Bu konu ile ilgili biraz alakalı biraz alakasız ama yakın zamanda gerçekleşen bir olay Kabe baskınıdır.  İlk önce kendi kolluk kuvvetleri operasyon gerçekleştirdi ama fena çuvalladılar. Dünya'ya da söylemiyorlar Kabe saldırı altında, fena çuvalladık diye. Sonra yanlış değilsem Pakistan Özel Kuvvetleri bölgeye intikal etti. Pakistan özel kuvvetleri de operasyonda başarısız oldu, rezil olarak geri ülkelerine döndüler.

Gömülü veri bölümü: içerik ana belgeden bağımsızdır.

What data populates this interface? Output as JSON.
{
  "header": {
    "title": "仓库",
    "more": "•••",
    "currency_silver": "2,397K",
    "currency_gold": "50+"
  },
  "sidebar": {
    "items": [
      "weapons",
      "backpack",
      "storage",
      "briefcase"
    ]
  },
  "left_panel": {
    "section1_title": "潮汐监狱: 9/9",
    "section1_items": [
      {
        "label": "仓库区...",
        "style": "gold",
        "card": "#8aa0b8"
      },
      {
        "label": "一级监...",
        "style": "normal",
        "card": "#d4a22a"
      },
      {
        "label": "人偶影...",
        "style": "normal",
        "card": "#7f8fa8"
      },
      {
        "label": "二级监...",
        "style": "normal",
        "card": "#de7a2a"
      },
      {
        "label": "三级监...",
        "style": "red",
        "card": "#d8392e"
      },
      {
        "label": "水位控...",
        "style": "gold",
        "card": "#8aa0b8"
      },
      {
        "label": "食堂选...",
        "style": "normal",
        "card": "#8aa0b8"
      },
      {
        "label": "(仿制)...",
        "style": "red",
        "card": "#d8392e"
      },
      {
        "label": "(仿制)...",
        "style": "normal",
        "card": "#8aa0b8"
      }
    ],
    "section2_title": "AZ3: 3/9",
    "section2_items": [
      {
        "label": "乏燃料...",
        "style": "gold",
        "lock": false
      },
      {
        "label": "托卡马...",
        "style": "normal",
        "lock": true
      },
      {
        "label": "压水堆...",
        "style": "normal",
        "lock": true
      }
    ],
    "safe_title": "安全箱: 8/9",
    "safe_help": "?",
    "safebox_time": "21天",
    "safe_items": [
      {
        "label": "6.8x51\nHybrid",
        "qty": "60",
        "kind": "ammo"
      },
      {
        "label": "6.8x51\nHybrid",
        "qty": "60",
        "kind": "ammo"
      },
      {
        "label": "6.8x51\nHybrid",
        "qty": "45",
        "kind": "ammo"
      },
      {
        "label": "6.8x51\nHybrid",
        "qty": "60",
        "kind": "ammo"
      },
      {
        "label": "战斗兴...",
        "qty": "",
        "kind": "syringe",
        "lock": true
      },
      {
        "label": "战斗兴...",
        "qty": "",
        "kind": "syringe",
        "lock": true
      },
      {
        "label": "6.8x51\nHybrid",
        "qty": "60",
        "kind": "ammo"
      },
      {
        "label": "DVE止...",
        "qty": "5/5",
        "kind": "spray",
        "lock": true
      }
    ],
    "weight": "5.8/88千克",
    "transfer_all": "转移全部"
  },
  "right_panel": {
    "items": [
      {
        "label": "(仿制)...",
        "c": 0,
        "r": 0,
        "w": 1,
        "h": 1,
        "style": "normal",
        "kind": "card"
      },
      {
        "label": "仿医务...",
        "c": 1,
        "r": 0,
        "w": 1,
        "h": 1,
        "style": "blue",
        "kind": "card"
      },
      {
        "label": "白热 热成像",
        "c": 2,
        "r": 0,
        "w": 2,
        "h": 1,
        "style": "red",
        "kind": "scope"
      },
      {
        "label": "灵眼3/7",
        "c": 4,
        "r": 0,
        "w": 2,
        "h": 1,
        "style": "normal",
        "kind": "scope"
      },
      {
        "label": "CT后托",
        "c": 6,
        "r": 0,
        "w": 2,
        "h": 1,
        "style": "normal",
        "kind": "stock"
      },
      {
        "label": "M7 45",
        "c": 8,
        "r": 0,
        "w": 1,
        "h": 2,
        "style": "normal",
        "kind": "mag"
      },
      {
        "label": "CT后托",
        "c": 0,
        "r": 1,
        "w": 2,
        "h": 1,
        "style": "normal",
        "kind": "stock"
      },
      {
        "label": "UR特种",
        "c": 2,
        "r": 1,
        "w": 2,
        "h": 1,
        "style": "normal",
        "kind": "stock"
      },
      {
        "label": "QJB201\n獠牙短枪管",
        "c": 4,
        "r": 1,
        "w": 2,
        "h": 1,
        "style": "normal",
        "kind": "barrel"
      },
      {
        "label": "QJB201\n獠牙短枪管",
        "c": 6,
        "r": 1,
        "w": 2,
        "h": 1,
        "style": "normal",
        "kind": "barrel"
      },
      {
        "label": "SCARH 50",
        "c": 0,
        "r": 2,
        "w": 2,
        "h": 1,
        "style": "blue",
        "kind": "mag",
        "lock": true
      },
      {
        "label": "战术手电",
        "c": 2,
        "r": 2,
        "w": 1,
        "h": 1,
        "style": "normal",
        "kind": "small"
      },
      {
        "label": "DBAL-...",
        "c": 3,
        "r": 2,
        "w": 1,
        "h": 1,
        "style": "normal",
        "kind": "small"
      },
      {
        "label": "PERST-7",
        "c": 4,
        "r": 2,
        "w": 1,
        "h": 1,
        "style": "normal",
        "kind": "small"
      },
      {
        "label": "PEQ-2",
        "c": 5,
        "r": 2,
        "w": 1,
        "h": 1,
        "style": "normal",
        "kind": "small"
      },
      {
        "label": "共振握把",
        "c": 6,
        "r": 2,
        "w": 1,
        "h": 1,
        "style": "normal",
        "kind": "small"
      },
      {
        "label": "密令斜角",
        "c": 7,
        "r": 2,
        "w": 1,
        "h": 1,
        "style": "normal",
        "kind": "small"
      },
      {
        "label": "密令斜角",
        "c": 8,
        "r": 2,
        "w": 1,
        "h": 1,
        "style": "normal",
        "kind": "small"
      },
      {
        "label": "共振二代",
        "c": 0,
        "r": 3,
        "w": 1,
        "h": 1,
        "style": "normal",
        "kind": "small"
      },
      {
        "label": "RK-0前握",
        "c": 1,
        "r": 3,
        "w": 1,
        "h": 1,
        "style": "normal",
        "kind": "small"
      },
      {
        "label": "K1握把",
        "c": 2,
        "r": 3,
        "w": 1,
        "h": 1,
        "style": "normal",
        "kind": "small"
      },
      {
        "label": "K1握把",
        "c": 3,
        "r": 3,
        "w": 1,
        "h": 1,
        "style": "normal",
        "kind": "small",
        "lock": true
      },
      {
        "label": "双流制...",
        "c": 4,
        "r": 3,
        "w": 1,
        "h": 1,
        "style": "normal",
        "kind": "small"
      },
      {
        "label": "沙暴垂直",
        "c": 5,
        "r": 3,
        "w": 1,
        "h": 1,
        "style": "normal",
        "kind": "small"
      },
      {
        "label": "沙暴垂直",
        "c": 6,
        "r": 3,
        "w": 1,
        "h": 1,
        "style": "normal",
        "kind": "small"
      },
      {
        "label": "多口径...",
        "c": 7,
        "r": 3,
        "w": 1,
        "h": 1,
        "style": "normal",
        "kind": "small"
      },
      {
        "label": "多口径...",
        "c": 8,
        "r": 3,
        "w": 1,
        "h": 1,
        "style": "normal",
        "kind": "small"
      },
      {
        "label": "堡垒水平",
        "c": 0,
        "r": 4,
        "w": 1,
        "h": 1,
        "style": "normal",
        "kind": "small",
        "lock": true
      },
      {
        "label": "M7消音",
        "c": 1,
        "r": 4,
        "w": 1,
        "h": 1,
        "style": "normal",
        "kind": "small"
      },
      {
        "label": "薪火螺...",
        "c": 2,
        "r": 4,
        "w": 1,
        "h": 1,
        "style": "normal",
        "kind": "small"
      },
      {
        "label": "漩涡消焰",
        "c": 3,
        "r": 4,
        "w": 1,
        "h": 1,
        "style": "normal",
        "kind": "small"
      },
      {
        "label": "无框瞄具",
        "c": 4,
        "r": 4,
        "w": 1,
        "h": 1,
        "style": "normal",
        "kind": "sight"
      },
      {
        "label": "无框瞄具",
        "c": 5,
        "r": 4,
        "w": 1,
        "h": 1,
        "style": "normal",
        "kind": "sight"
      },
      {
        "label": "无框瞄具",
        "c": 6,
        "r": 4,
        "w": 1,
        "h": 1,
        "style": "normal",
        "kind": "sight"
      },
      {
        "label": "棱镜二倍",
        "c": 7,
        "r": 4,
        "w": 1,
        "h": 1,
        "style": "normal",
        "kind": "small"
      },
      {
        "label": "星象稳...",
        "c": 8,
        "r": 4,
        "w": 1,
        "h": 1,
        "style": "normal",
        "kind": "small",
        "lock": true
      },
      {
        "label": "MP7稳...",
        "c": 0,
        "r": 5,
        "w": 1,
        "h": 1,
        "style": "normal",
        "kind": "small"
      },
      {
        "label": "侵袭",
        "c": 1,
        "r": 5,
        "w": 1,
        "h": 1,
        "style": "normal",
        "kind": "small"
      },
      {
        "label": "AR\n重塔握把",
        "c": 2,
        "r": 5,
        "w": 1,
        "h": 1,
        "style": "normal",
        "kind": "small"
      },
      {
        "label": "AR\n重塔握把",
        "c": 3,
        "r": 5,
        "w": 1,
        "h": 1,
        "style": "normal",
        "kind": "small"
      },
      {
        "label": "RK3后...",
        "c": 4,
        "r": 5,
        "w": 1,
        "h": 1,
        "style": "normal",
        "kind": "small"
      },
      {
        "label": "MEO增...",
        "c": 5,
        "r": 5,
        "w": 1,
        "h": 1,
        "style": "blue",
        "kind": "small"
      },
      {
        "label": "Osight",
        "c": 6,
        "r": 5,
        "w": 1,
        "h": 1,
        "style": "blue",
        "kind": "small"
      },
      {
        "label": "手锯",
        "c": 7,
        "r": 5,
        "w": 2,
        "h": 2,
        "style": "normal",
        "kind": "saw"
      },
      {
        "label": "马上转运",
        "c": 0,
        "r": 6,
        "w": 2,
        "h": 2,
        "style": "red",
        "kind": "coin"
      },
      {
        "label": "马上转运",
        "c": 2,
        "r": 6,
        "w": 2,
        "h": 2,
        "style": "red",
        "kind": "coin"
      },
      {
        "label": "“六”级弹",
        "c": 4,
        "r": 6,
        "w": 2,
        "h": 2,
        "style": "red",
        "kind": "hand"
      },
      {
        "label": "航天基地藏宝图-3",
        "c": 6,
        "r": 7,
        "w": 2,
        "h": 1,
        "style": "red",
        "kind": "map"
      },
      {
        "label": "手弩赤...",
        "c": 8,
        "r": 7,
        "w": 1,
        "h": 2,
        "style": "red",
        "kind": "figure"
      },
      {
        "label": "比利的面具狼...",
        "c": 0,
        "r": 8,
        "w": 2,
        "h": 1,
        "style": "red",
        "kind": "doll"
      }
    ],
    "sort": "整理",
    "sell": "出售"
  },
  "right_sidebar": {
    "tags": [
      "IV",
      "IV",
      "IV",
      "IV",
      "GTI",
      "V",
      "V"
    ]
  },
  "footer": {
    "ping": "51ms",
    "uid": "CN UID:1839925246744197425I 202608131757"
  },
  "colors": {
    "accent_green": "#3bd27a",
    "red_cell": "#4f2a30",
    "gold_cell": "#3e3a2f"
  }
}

Yetkililer baktılar iş iyi gitmiyor mecbur Kabe saldırısını dünyaya duyurdular. Tabi bu olay büyük ses getirdi ve Fransa kendi özel birliğini Suudi Arabistan'a gönderme teklifinde bulundu. Suudi Arabistan bu teklifi kabul etti. Ne yapsın, el mahkum. Neyse efenim, bu Fransız özel birliği askeri uçağa bindirilip Suudi Arabistan'a doğru yola çıktılar. Kabe hala saldırı altında ve Suudi askerler sadece çevreyi boşaltıp, etrafı sarmış bir vaziyette Fransız özel birliğini bekliyorlar. Neyse efendim bu Fransız uçaktan indiler tam Kabe'ye girecekler iken Kabe müftüsü mü şerifi mi ne haltsa artık, Fransızların gavur olduğunu, Kabe'ye Müslüman olmayan hiç kimsenin giremeyeceğini söyledi, iyi mi..? Fransız özel kuvvetler operasyon için hazırlanırken bir anda operasyon durduruldu. Fransız askerlerde ne olduğu hakkında hiçbir fikri yok. Kabe bilmem kaç saattir teröristler tarafından ele geçirilmiş durumda, rezillikleri giderecek artıyor. Suudi yetkililer Fransız askerlerin yanına giderek söylediklerimizi söyledikten sonra operasyona başlayabilirsiniz dediler ve Fransızlara Kelime-i Şahadet söylettiler. Fransız askerlerin umurunda değil tabii, kendilerine bir görev verilmiş ve operasyonu yapıp geri ülkelerine kaçacaklar. Büyük ihtimal ne söylediklerinin hangi suretle söyletirilerek, ne anlama geldiğini bile bilmiyorlardır, o derece. Neyse, bu Suudiler ''tamamdır, kelime-i Şahadet getirdiler, Müslüman oldular'' diyerek Kabe operasyonunu başlattılar.
Fransızlar Kabe'ye girdiklerinde ilk önce 2-3 keskin nişancı teröristi indirirler. Ama asıl çoğunluk terörist grup yer altındaki tünellerde saklanmaktadır. Yer altında büyük bir silah teçhizatı, mühimmat ve yiyecek stoku yapmışlar. Tünele kafasını sokanı indiriyorlar. Fransız birliğin başındaki komutan bir su tankeri istiyor. Su tankerleri intikal ediyor ve tünellerin içine dört bir yandan su veriyorlar. Ama amaç adamları su içinde boğmak değil. Zaten tünel kocaman, denizi çekmen lazım. Tüneldeki su teröristlerin bileğine kadar ulaştıktan sonra suyu kesiyorlar. Daha sonra dört bir yandan tünelin içine elektrik kabloları sarkıtıyorlar. Tüneldeki teröristler güçlü elektrik akımının etkisi ile oldukları yerde Allah çarpmışa dönüyorlar. Teröristlerin ele başı ve 2-3 kişi sağ ele geçirilip, Arap askerlere teslim ediliyor ve Fransız özel birliği geldikleri gibi geri ülkelerine dönüyorlar.
Bu kurnazca hareket ne Arapların ne Pakistanlı özel kuvvetlerin aklına gelmiyor. Elin Fransızı operasyonu kısa sürede başarı ile bitirip, eve dönüyor.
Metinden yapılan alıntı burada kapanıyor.